Some years later we find ourselves on a new journey of exploration.  This evening we have begun our journey through a year of biblical womanhood. 
A year of biblical womanhood is written by Rachel Held Evans. 

Our journey begins with a month of Gentleness.  Each of us in the group have chosen our commitment for this month.  I have made 3 which fit with the theme for the month.

1. To practice contemplative prayer.
2. To read the book of proverbs.
3. To make and sell in the spirit of the Proverbs wife of chapter 31.

The last few years of my life have held their challenges for me and for the last 3 years I have been learning how to live with depression,  what Winston Churchill described as his black dog. 

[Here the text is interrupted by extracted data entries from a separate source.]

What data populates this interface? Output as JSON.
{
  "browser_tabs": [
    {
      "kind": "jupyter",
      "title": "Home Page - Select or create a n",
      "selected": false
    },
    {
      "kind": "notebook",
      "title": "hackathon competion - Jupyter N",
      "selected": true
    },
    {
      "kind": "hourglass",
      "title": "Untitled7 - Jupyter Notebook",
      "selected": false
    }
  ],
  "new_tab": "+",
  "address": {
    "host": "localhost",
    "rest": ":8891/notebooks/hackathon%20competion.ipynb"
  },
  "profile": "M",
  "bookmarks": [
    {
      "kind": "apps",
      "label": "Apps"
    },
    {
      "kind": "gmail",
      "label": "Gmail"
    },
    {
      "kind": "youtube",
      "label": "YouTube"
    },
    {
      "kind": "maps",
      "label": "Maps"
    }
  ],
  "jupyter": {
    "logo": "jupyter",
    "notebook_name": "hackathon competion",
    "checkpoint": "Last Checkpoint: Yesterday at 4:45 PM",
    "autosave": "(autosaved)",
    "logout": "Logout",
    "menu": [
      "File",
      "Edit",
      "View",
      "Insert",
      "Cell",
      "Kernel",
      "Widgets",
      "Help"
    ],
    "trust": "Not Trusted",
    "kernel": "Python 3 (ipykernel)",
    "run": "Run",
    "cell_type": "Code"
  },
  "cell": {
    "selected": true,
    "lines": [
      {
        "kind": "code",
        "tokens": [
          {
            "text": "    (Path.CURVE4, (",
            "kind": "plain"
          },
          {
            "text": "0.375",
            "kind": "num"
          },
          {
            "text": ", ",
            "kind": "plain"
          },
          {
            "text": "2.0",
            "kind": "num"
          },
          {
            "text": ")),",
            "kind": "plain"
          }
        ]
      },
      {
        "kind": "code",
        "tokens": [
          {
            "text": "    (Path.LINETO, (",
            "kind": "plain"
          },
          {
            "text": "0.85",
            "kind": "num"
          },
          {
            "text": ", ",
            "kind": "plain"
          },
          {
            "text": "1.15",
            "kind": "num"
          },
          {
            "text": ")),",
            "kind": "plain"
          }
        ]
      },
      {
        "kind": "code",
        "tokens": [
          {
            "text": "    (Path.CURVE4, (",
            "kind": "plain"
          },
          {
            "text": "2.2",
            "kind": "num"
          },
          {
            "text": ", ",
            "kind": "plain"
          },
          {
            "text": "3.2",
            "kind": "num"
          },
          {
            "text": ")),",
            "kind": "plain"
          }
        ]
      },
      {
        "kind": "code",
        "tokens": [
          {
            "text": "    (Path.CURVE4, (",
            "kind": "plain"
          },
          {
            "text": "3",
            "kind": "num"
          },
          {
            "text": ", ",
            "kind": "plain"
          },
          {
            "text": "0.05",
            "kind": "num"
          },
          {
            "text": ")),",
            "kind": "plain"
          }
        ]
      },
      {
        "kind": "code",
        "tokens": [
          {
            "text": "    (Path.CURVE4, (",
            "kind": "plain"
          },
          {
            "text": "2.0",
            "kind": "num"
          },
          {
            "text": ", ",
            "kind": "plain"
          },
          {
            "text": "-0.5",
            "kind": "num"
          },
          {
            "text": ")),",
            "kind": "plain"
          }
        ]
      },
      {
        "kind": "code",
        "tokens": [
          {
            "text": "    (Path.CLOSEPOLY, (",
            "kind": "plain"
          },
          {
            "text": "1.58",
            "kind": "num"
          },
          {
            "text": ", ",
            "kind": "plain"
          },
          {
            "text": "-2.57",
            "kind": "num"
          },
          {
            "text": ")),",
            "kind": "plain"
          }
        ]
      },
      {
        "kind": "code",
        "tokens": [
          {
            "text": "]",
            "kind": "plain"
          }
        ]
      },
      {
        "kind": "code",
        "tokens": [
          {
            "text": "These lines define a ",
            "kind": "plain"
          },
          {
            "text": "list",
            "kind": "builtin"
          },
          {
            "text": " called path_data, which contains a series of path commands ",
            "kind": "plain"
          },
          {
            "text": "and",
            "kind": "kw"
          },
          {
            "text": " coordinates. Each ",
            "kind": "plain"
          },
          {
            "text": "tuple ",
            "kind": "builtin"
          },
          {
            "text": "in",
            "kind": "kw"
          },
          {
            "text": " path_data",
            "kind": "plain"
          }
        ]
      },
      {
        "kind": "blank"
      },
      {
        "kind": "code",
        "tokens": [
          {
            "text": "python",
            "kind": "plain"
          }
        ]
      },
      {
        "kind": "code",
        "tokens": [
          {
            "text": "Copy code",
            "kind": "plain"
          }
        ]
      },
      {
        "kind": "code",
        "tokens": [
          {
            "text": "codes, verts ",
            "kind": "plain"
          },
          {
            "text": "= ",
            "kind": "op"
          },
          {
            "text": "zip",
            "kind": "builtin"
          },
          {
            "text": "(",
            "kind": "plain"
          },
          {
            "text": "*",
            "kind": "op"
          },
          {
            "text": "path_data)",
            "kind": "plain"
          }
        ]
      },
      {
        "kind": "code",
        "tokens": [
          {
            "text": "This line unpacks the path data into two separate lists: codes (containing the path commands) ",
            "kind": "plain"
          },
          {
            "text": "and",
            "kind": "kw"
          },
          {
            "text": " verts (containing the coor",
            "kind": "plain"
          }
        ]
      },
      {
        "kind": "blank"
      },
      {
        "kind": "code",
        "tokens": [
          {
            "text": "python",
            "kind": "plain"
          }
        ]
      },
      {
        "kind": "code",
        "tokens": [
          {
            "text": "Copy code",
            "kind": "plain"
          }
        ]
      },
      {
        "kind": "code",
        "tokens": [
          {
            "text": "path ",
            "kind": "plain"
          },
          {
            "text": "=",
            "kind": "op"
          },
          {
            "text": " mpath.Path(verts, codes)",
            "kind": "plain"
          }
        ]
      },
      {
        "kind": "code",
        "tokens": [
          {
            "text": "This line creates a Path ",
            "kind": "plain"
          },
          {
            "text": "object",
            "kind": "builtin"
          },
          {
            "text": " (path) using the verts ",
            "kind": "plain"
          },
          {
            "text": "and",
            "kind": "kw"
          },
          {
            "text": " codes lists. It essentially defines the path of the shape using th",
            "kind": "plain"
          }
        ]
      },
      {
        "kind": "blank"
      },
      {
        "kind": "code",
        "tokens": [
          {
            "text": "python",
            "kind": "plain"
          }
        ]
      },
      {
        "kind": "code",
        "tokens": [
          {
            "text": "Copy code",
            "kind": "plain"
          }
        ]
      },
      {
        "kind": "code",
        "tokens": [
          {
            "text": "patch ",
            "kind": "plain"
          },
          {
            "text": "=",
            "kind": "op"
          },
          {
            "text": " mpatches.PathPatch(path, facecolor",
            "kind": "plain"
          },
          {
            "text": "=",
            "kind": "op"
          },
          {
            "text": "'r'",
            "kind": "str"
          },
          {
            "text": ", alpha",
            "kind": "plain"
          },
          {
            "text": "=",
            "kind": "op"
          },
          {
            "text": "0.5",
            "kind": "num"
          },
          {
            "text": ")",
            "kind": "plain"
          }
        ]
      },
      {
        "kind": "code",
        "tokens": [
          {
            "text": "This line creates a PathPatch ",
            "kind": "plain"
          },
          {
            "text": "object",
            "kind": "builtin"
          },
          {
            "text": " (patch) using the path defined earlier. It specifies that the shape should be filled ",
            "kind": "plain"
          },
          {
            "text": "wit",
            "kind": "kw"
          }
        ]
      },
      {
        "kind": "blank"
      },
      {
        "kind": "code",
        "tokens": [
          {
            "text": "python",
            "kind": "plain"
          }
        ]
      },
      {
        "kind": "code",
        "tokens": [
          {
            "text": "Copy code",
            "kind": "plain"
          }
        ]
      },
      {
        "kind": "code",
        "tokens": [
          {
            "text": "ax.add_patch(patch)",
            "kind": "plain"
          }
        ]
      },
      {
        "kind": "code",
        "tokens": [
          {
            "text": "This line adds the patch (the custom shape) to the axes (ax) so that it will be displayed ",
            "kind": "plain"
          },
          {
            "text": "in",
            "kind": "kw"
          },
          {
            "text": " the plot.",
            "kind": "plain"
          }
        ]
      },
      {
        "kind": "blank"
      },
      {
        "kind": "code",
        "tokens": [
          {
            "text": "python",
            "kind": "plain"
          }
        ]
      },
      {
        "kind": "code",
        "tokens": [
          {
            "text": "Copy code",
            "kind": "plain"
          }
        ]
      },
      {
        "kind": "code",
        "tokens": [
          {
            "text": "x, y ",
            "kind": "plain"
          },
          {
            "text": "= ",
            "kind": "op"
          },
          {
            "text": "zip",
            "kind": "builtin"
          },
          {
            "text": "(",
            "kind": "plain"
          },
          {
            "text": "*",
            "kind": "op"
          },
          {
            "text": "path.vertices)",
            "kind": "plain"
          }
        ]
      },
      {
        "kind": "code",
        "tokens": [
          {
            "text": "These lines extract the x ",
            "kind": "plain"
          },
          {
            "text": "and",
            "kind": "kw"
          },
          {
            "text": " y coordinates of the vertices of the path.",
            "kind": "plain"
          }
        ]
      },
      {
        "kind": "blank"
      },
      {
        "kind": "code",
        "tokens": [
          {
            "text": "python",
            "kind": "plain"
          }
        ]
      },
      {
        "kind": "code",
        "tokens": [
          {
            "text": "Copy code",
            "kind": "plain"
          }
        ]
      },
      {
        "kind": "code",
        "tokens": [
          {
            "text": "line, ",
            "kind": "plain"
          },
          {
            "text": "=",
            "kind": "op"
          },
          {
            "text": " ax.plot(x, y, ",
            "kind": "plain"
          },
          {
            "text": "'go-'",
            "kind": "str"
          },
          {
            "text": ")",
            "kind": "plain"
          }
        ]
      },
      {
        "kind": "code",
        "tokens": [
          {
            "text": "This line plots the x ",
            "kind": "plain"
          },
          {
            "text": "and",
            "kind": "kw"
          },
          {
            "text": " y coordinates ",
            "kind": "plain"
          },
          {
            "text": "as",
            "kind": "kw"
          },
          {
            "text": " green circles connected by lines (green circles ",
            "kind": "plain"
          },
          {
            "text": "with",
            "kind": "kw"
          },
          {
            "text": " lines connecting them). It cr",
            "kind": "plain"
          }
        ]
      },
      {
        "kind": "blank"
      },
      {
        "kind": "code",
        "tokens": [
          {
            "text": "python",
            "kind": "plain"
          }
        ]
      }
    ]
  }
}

For me depression has been more like being a tree without leaves,  always in winter without the nutrients needed to reach spring.  Don't get me wrong it hasn't been this way for  every day of the whole of the last 3 years but winter has been a more prominent season than spring.

As I begin this journey of exploring biblical womanhood,  I also find myself in a black place once again.  The leaves have fallen from the tree and the landscape is barren.  I hope that as this year progresses that spring will come.

Thursday 3 October 2013

Trust

This evening I have been to the circus, to Pirates of the caribena. It was raw and beautiful. What strikes me most when watching these shows is the trust between the performer and their spotter/anchor. It is a trust that is so strong, so real and without any doubt. The connection between the two is electrical, the tension magnetic.

This level of trust reminds me of what it is to have faith. To believe in God is to have faith, Yahoo have trust just as the performer and the spotter trust one another.